When you talk about degeneracy taking hold of different societies throughout history, what mechanism allows these ideas to take hold? Do you view it as a genetic thing (ie: certain people are predisposed to a degenerate lifestyle), a cultural thing, or do you view it more of an endless cycle? In your opinion, what causes these worldviews to start in the first place?
I kind of suspect that, in the case of people of European descent, there exist alleles that get strongly favored for selection whenever we persist in strong urban populations for many generations. I suspect there exist a set of adaptations that make it easier for us to live in cities, more inclined towards tolerating differences, more able to live packed in with total strangers, etc. Over many generations in a city's life, people with these traits will more likely flourish whereas people with the rural adaptations do not (or likely join the army or move back into the countryside). But when a person becomes intellectually compromised by a subversive organization or movement, those tendencies also end up subverted. The tendency to tolerate (live and let live even when you disagree) becomes "don't judge anything, and if you think it's disgusting, then you are bigoted monster". The tendency to be comfortable living side-by-side with thousands (or more) of total strangers without getting paranoid about it becomes a mob mentality and collectivist ideals therein.
It's going to take a long time to prove this with the direction that universities are going. Evolutionary psychologists and geneticists are swimming in shark-infested waters at this point.

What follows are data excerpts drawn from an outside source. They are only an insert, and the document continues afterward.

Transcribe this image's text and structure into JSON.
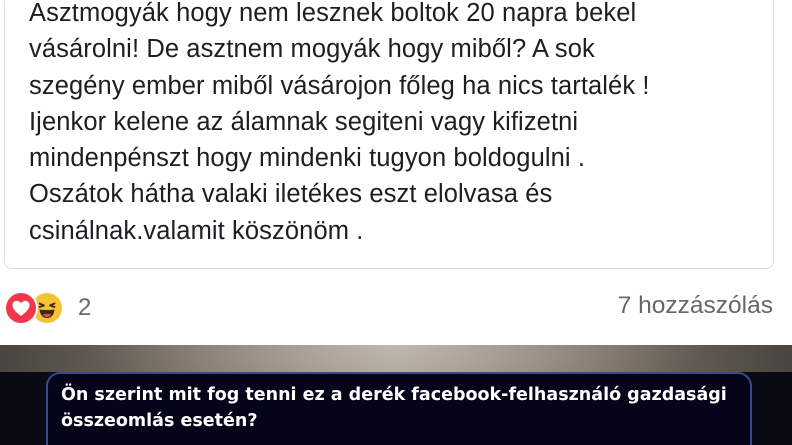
{
  "post": {
    "text": "Asztmogyák hogy nem lesznek boltok 20 napra bekel\nvásárolni! De asztnem mogyák hogy miből? A sok\nszegény ember miből vásárojon főleg ha nics tartalék !\nIjenkor kelene az álamnak segiteni vagy kifizetni\nmindenpénszt hogy mindenki tugyon boldogulni .\nOszátok hátha valaki iletékes eszt elolvasa és\ncsinálnak.valamit köszönöm ."
  },
  "reactions": {
    "icons": [
      "love-reaction-icon",
      "haha-reaction-icon"
    ],
    "count": "2",
    "colors": {
      "love": "#f0374b",
      "haha": "#f7c234"
    }
  },
  "comments": {
    "label": "7 hozzászólás"
  },
  "quiz": {
    "question": "Ön szerint mit fog tenni ez a derék facebook-felhasználó gazdasági összeomlás esetén?"
  }
}
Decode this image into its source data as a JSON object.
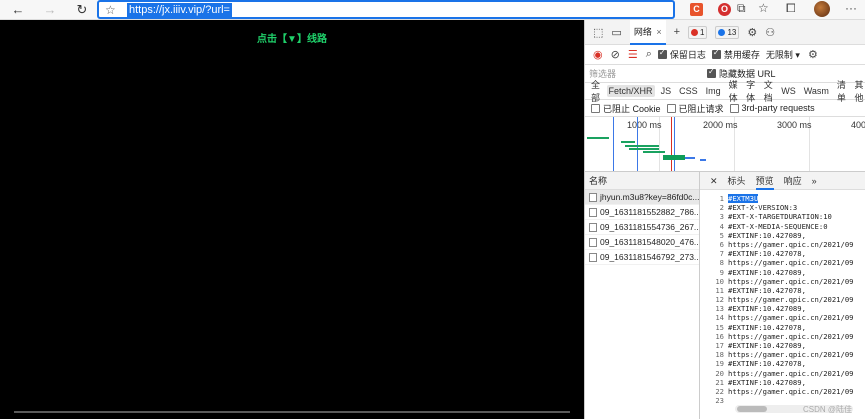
{
  "browser": {
    "url": "https://jx.iiiv.vip/?url=",
    "extensions": [
      {
        "name": "C",
        "color": "#e8542c"
      },
      {
        "name": "O",
        "color": "#d42f2f"
      }
    ],
    "colors": {
      "accent": "#1a73e8"
    }
  },
  "video": {
    "title": "点击【▼】线路"
  },
  "devtools": {
    "tab_network": "网络",
    "errors_badge": "1",
    "messages_badge": "13",
    "toolbar": {
      "preserve_log": "保留日志",
      "disable_cache": "禁用缓存",
      "throttle": "无限制"
    },
    "filter": {
      "placeholder": "筛选器",
      "hide_data_urls": "隐藏数据 URL"
    },
    "types": [
      "全部",
      "Fetch/XHR",
      "JS",
      "CSS",
      "Img",
      "媒体",
      "字体",
      "文档",
      "WS",
      "Wasm",
      "清单",
      "其他"
    ],
    "block": {
      "blocked_cookies": "已阻止 Cookie",
      "blocked_requests": "已阻止请求",
      "third_party": "3rd-party requests"
    },
    "timeline": {
      "labels": [
        "1000 ms",
        "2000 ms",
        "3000 ms",
        "4000"
      ]
    },
    "requests": {
      "header": "名称",
      "items": [
        "jhyun.m3u8?key=86fd0c...",
        "09_1631181552882_786...",
        "09_1631181554736_267...",
        "09_1631181548020_476...",
        "09_1631181546792_273..."
      ]
    },
    "detail": {
      "tabs": [
        "标头",
        "预览",
        "响应"
      ],
      "lines": [
        "#EXTM3U",
        "#EXT-X-VERSION:3",
        "#EXT-X-TARGETDURATION:10",
        "#EXT-X-MEDIA-SEQUENCE:0",
        "#EXTINF:10.427089,",
        "https://gamer.qpic.cn/2021/09",
        "#EXTINF:10.427078,",
        "https://gamer.qpic.cn/2021/09",
        "#EXTINF:10.427089,",
        "https://gamer.qpic.cn/2021/09",
        "#EXTINF:10.427078,",
        "https://gamer.qpic.cn/2021/09",
        "#EXTINF:10.427089,",
        "https://gamer.qpic.cn/2021/09",
        "#EXTINF:10.427078,",
        "https://gamer.qpic.cn/2021/09",
        "#EXTINF:10.427089,",
        "https://gamer.qpic.cn/2021/09",
        "#EXTINF:10.427078,",
        "https://gamer.qpic.cn/2021/09",
        "#EXTINF:10.427089,",
        "https://gamer.qpic.cn/2021/09",
        ""
      ]
    }
  },
  "watermark": "CSDN @陆佳"
}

In any case, I have for a while now believed that most of our politics, and most of history in recent centuries, has amounted to a genetic struggle. Our political and social differences tend to be genetic and biological rather than genuinely intellectual. Weak men tend to want more mob-like and feminized ideologies because it's inherently a mating strategy on their part. Strong men prefer more independence and less collective control. But eventually, if the weak men prevail for long, the strong men will also collectivize and the helicopter rides will commence. It's like cause and effect.